Maybe it's just me but that characterization doesn't actually sound respectful. Of course it doesn't accurately reflect the entirety of the religious conservative objection to cloning either. It's easy to get yourself tangled up in knots arguing about the "rights" of cells, embryos, fetuses, brain dead humans, the elderly, criminals, and all the others whose quality of life we place little enough value on that we've contemplated killing or do in fact kill, and it tends not to be very productive. So let's try approaching the question from the opposite angle. From whence derives the imagined "right" of Michael Kinsley or my mother to treat these at least nascent humans as so many blocks of wood?
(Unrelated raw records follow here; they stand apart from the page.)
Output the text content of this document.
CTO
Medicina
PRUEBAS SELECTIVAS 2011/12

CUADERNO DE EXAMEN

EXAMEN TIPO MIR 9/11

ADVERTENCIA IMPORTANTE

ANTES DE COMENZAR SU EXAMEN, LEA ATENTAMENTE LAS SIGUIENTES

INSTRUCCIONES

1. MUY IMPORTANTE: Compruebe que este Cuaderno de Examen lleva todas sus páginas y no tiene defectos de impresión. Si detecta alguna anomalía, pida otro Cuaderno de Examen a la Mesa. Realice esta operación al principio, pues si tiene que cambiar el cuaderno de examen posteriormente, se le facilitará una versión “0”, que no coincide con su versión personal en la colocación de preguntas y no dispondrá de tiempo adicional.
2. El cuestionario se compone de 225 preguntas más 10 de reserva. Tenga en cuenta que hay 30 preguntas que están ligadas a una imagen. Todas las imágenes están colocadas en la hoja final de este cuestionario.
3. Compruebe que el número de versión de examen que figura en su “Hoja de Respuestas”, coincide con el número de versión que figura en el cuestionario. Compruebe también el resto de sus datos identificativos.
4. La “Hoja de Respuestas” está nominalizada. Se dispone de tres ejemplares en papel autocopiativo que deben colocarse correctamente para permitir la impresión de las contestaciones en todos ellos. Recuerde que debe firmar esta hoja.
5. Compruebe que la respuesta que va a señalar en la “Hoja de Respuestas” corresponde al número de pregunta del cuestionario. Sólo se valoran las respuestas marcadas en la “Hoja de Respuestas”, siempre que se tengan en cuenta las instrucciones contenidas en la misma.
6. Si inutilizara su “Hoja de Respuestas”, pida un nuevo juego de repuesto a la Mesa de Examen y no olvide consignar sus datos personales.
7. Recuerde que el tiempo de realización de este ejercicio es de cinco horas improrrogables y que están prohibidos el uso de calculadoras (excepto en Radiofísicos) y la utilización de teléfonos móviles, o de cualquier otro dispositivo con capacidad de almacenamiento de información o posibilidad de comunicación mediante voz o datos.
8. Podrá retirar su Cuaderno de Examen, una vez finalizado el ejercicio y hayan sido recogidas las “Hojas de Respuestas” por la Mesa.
It may well be the case that after careful consideration, debate, and subjection to the political pressures of the legislative process we will decide as a society that we do want to experiment on embryos and even full clones, that our desire to prolong our own lives outweighs our concerns for what are after all only potential lives. But even should we so decide, it will be important to realize that there will still be no "right" to treat these beings as blocks of wood but rather a state created privilege to do so, one that should and probably will be rather strictly circumscribed. For the default position of a decent society must always be that it is wrong to take a life--there are, of course, exceptions, but they are exceptions (privileges), not the rule (a right).

If we keep sufficient state control over the processes they might not even degenerate into the worst-case scenarios that we religious conservatives so fear. While if we fail to impose some restrictions as quickly as possible we can confidently forecast that scenarios wil be realized that will presumably make even Mr. Kinsley feel uncomfortable.